I sniffle. "I don't really have anyone else but them. It was mostly me and my dad, but then he had to start working less to make sure I wasn't by myself for too long, my mom had to postpone her wedding planning because of me, Xavier had to change all his routines and place his life on hold because I had to come here—"

"It sounds like they've been trying to make you feel comforted. When you care about people, sometimes you have to sacrifice some things to properly be there for them."

"Yes, but these are their lives. I didn't ask for any of this to happen, I didn't ask for them to stop living their lives just to make sure I'm barely living my own, and I can't let go of this gnawing feeling that everyone resents me for it." My bottom lip trembles so hard it doesn't stop even when I carve my teeth into it. It's miserable and pathetic, but it matches me perfectly. "Other people would know what to do. They would be moving on with their lives, making progress in therapy, and then there's me. I've stagnated. I can't move on. I'm scared all the time. Whenever I leave the house, I'm constantly looking back over my shoulder to check if I'm being followed, I have to check every corner and nook to make sure no one's hiding there to ambush me, and don't even get me started on noise. They all put their lives and careers at risk for my sake, and I can't even repay them. I can't even heal, so all of this has been for nothing." I lean forward, resting my forehead against the heels of my hands. My elbows dig into my calves, a pinching pain shooting up my nerves. "I should have just died that night as well. It would save everyone from having to watch the trainwreck that is my life."

I didn't mean to say that last part out loud, but it's out there in the world now and I can't take it back. If this were a movie, I could just erase that line from the script and everyone would go on their merry way, but real life doesn't let me take things back and act like I didn't say anything.

The words linger there for a while, with me weeping in my seat, with her watching me do it, and, for a split second, I find myself wishing she could be a bit more comforting and warmer. Maybe she'd be blurring the lines between our patient-doctor relationship by squeezing my shoulder, or something, so I don't ask her to.
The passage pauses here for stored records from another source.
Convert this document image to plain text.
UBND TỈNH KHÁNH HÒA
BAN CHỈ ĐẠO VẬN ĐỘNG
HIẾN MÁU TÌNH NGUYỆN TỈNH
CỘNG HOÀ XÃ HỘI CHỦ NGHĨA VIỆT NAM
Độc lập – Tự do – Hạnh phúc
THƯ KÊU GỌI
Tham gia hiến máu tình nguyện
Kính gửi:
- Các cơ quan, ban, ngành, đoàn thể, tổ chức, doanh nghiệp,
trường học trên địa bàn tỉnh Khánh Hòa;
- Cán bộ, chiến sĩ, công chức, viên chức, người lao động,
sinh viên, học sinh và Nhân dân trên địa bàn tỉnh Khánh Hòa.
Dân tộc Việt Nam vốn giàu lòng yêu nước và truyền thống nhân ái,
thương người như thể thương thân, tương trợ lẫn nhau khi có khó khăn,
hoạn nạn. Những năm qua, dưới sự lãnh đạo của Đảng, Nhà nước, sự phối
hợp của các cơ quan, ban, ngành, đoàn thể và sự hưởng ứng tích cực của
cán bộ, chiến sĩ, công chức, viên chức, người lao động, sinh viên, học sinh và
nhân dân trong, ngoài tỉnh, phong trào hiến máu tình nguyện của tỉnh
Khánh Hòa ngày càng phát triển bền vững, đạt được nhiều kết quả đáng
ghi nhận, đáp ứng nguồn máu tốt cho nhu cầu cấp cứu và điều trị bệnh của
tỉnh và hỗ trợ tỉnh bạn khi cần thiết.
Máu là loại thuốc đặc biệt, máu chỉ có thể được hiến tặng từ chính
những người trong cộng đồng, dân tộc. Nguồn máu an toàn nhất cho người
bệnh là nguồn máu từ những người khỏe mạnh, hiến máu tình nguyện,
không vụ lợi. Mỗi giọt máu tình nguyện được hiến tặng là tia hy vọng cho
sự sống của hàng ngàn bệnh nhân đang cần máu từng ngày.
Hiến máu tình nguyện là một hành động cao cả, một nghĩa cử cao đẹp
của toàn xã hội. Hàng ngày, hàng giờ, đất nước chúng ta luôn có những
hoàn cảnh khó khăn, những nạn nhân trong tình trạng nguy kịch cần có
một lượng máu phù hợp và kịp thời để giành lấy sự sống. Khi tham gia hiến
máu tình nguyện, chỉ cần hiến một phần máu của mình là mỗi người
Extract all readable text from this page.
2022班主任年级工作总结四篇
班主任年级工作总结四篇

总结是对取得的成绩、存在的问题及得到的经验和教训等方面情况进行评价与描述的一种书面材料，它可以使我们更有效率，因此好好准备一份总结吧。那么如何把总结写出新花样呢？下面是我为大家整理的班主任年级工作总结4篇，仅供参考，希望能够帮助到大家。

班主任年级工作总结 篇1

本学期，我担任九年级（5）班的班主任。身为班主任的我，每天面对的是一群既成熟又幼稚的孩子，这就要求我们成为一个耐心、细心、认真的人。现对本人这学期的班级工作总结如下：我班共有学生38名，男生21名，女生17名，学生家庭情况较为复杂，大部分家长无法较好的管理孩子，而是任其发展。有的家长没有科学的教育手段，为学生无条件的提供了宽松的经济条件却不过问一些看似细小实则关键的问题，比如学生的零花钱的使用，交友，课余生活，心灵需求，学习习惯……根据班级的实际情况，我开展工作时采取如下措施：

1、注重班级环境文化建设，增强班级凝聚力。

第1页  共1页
"It's not my job to decide whether your feelings are valid or not," she says, quietly. "However, I do think that's quite a concerning thing to say and think. Your family doesn't wish you'd died. I understand you're in a lot of pain right now and you don't think there's a way out from this dark hole, but there is, even if you can't see the light right now. No matter how long it takes, you have to allow yourself to see the light. You owe it to yourself to at least try. After all you've gone through, you deserve that kind of reward."

"Is that what this is all about, then? Saying my trauma made me stronger?"

She shakes her head. "No. I think you've always been strong." When I finally dare to look her in the eye, her lips hint towards a genuine smile. "This is where that inner strength comes in. It comes in when you don't think you can do it, when you think you can't live to fight another day. The fact that you still choose to do it shows a lot more strength and bravery than you think."

I wipe my face with my sleeve, staining it with black blotches of mascara. I don't even want to think about the state of my cheeks. "Fighting is hard. I'm not much of a fighter. Never have been."

"Living is hard, but it's so much more rewarding than merely surviving. One day, you'll see it, too."